Prep Time 15 minutes
Cook Time 20 minutes
Total Time 35 minutes
Servings 4 servings

Ingredients

  • 4 medium zucchinis (spiralized), 12 oz shrimp (peeled & deveined), 2 tbsp olive oil (divided), 1 lime (zest & juice), 1 cup fresh basil leaves, 1/4 cup pine nuts or walnuts, 2 cloves garlic, 2 tbsp lemon juice, 1/4 cup grated Parmesan cheese (optional), 1/4 cup Greek yogurt (optional), salt & pepper to taste, 1 tbsp sesame seeds, 2 tbsp chopped fresh cilantro or parsley
Final Zucchini Noodle Shrimp Power Bowl with Basil Pesto

Instructions

  1. 1. Heat 1 tbsp olive oil in a large skillet over medium‑high. Add shrimp, season with salt, pepper, and lime zest. Sauté 2‑3 min per side until pink; set aside.
  2. 2. In same skillet, add remaining 1 tbsp oil, garlic, and basil leaves.
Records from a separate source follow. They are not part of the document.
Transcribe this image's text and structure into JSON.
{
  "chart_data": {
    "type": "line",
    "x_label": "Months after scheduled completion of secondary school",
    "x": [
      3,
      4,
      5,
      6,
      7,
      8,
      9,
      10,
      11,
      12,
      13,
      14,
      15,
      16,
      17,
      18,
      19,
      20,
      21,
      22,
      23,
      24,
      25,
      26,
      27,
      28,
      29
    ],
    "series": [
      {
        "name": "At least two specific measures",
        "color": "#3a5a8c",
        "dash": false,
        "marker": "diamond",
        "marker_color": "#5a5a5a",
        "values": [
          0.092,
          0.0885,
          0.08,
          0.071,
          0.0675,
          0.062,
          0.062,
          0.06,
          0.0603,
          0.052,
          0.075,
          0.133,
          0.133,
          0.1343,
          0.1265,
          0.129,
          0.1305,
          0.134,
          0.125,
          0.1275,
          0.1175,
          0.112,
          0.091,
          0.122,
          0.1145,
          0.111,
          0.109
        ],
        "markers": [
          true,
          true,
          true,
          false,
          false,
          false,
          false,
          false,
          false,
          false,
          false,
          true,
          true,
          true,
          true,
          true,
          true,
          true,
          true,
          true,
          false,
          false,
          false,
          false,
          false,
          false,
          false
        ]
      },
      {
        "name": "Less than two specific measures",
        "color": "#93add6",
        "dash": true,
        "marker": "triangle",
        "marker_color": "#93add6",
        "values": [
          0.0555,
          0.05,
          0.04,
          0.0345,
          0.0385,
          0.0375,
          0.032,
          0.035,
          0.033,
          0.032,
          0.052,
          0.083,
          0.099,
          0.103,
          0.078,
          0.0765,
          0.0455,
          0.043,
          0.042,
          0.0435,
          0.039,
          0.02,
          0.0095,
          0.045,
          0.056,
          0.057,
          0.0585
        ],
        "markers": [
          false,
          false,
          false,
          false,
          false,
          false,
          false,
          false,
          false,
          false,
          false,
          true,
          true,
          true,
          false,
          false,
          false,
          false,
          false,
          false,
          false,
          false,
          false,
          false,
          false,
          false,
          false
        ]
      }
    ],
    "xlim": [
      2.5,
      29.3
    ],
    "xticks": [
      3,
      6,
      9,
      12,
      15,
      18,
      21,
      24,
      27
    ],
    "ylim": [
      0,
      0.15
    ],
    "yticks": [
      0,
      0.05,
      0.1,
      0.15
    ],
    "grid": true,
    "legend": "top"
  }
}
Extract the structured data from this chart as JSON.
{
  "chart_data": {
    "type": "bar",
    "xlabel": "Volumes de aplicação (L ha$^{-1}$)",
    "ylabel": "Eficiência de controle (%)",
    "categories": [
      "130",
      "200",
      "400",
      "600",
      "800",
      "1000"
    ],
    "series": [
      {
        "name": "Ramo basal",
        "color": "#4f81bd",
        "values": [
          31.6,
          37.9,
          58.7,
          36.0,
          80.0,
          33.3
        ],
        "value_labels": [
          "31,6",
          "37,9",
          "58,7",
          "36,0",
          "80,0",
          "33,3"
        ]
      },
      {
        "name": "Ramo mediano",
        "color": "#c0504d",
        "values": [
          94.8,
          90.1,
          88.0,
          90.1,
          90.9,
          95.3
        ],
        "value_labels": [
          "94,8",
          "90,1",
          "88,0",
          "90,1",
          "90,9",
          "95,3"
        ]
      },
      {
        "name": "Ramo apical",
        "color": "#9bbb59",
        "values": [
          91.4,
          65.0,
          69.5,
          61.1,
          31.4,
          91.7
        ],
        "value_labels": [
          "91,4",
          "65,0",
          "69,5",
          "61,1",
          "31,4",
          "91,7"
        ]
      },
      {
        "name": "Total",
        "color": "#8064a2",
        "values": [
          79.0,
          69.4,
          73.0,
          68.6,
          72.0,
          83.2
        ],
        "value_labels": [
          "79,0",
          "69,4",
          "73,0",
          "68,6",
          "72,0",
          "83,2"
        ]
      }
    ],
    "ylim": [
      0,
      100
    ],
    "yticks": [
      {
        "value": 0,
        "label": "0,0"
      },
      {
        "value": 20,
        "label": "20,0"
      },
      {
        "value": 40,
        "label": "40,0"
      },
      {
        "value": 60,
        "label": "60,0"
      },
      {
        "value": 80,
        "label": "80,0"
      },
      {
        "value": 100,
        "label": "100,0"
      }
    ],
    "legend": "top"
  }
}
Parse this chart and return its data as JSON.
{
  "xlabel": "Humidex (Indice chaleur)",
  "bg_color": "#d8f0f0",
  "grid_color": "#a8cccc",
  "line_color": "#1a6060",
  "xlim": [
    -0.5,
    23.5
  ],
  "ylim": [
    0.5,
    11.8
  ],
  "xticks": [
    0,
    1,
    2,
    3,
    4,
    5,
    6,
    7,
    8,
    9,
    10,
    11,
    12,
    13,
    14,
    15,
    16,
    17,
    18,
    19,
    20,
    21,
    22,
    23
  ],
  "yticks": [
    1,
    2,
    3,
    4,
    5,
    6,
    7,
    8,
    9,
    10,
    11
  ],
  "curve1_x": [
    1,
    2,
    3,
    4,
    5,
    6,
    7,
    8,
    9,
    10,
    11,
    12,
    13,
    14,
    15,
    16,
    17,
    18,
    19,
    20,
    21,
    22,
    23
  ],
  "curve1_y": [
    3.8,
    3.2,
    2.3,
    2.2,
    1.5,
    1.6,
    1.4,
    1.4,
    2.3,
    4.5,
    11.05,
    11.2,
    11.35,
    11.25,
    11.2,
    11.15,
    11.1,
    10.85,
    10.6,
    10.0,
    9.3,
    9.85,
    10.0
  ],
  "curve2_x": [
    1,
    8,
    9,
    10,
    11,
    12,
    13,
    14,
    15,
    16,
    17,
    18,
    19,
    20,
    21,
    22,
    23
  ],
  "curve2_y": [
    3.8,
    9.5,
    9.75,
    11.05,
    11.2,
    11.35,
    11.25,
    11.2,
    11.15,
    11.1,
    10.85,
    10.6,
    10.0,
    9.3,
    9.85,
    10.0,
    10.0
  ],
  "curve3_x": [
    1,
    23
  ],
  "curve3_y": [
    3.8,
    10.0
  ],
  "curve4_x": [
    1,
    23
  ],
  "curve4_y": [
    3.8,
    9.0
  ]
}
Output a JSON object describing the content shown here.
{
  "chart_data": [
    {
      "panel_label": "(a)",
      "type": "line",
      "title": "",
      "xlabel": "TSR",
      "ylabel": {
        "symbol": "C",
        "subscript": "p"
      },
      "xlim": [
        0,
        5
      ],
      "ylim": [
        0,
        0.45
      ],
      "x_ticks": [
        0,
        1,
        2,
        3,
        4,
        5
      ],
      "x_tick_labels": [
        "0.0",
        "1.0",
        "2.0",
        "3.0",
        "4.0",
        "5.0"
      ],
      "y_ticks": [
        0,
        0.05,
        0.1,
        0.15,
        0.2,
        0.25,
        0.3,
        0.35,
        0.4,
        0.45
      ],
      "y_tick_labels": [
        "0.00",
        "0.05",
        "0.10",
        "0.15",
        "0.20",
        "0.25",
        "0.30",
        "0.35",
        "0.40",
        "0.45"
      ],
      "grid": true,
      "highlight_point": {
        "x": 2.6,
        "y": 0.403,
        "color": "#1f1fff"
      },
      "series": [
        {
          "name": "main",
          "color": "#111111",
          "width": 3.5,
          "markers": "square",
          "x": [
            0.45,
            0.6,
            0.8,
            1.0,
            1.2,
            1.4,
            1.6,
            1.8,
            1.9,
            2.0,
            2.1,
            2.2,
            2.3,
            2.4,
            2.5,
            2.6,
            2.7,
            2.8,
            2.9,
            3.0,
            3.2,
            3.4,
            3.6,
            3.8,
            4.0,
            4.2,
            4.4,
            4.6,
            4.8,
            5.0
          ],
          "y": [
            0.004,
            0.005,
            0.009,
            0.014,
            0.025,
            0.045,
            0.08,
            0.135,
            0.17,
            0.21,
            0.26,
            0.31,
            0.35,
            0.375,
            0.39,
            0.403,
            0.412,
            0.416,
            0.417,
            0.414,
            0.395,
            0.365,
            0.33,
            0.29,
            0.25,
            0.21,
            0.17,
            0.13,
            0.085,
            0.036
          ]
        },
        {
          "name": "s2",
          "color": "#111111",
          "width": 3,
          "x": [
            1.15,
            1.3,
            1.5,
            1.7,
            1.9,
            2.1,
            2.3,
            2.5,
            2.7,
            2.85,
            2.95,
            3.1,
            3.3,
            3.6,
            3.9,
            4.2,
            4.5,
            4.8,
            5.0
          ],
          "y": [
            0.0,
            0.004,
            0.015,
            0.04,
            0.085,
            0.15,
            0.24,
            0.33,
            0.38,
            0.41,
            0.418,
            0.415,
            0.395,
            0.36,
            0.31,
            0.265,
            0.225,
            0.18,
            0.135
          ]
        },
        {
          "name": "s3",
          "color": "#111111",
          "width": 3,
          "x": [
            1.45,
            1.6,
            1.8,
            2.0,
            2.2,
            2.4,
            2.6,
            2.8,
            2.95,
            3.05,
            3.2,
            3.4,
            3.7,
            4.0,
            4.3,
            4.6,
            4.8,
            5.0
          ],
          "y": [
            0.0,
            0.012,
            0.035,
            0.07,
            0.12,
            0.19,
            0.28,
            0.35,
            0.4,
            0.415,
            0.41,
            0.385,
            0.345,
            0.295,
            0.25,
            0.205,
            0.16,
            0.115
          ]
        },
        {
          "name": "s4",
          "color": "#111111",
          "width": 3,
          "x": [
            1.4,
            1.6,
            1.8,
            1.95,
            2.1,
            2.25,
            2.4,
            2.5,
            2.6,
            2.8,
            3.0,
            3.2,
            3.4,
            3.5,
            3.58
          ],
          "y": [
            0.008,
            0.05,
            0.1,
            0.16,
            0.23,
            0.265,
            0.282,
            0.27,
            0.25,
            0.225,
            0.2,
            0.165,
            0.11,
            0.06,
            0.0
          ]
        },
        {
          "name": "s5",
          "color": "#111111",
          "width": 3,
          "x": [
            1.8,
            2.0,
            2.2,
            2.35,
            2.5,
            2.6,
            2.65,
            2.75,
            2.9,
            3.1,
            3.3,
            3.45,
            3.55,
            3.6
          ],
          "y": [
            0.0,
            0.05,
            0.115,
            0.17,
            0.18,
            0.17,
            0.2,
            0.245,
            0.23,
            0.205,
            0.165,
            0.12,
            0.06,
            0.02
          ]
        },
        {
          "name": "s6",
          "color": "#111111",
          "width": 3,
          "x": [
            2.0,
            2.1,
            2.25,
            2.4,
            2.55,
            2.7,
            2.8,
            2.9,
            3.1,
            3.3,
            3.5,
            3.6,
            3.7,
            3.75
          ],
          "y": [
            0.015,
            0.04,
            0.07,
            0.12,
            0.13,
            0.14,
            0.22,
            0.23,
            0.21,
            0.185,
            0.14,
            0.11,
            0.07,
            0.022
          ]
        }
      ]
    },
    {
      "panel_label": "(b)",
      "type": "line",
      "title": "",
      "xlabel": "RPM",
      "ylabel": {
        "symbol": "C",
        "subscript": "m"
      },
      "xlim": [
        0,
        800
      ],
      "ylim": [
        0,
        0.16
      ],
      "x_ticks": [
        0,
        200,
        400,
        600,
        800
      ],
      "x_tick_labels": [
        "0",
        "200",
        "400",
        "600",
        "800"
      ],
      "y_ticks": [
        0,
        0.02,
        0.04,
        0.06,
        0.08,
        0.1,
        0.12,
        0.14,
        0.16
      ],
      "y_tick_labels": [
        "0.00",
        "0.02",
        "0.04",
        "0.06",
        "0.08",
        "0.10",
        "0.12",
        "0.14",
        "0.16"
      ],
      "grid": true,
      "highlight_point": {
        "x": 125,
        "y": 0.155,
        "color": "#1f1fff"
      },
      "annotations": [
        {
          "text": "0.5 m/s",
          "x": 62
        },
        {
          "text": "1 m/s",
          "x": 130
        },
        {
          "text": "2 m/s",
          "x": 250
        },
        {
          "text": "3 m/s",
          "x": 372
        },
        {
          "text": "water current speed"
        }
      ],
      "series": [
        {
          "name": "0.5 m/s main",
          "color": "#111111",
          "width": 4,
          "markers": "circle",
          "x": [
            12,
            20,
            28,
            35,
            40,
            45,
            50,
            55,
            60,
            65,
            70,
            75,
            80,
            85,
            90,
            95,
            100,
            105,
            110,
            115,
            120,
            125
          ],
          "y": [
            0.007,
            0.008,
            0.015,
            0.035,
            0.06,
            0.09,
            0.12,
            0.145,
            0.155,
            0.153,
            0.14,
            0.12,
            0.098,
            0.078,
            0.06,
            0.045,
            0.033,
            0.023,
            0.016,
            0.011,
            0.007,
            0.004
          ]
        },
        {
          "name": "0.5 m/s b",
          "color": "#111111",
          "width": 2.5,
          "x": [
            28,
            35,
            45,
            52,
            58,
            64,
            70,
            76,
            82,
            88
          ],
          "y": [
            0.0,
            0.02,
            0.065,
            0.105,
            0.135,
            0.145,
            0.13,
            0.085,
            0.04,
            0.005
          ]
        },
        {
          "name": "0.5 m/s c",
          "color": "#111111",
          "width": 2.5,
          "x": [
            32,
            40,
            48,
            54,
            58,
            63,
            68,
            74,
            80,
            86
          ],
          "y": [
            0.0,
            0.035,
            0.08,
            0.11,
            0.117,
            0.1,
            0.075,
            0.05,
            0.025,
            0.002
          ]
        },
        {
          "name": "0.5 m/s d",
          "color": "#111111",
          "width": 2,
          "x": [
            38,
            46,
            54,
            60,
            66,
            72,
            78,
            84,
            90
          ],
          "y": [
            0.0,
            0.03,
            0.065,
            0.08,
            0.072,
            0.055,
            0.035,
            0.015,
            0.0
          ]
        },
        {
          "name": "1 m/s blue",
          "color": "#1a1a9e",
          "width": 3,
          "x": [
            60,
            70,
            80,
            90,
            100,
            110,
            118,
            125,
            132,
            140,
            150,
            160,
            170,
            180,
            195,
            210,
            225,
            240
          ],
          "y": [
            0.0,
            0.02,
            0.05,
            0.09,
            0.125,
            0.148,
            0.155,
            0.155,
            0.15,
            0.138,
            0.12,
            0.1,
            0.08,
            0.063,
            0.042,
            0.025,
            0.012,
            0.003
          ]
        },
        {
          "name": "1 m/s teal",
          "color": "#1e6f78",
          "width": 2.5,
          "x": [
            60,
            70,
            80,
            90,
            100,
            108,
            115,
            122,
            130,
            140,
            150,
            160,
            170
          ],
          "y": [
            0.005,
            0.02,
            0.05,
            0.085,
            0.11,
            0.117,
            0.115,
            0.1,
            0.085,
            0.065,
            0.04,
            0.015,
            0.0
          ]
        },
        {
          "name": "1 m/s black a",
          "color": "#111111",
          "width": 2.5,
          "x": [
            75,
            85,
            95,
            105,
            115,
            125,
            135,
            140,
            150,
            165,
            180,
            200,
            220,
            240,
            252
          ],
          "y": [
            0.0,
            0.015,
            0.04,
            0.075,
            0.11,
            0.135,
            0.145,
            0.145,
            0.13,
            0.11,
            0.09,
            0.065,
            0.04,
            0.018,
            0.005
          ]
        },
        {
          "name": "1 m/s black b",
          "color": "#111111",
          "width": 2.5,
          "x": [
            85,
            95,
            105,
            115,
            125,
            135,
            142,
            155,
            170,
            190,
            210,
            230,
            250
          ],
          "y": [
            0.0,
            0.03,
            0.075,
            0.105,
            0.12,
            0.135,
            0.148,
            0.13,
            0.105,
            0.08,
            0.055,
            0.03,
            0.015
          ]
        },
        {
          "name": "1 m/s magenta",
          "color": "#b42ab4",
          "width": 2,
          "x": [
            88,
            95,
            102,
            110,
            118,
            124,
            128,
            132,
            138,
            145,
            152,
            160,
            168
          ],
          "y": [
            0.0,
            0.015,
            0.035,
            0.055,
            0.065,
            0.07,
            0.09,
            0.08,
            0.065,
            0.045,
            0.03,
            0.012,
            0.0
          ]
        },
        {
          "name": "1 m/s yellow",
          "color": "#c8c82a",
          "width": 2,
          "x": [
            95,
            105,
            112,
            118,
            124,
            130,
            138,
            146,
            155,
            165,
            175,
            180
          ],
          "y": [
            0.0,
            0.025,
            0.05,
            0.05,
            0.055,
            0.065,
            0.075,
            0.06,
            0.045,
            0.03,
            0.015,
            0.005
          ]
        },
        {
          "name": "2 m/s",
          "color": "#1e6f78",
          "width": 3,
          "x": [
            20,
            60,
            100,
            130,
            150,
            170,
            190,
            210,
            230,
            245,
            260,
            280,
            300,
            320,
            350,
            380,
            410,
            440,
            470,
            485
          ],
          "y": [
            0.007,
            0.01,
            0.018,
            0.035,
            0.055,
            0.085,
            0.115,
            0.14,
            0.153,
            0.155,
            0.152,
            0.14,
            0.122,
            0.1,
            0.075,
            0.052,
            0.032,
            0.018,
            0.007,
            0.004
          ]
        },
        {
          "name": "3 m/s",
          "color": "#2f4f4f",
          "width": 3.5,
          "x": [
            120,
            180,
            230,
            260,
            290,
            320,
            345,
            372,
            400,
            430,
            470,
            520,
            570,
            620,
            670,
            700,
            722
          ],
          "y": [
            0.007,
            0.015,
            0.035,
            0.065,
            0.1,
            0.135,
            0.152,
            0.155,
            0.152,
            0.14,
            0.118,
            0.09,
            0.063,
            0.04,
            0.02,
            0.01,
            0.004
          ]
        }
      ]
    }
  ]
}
Cook 1 min until fragrant.
  3. 3. Blend basil, garlic, olive oil, pine nuts, lemon juice, Parmesan, and Greek yogurt in a food processor to make a vibrant pesto. If too thick, add 1 tbsp water.
  4. 4. Toss zucchini noodles with pesto, ensuring each noodle is coated.
  5. 5. Return shrimp to skillet, stir to combine, cooking another minute to warm shrimp.
  6. 6. Transfer to a serving bowl, drizzle with lime juice and sprinkle sesame seeds.
  7. 7. Garnish with cilantro or parsley and additional Parmesan if desired.
  8. 8. Serve immediately, or if making ahead, store shrimp separate until ready.
Chef's Note
For extra zing, add a pinch of red pepper flakes to the pesto. A fresh squeeze of lime just before serving brightens every bite.
Make-Ahead Tips
Cool completely, cover, and refrigerate up to 2 days. Reheat shrimp separately to keep its texture.
Substitutions
Replace shrimp with diced chicken, grilled tofu, or sautéed tempeh. Swap Parmesan for a vegan cheese or nutritional yeast, and use coconut yogurt instead of Greek yogurt for a dairy‑free version.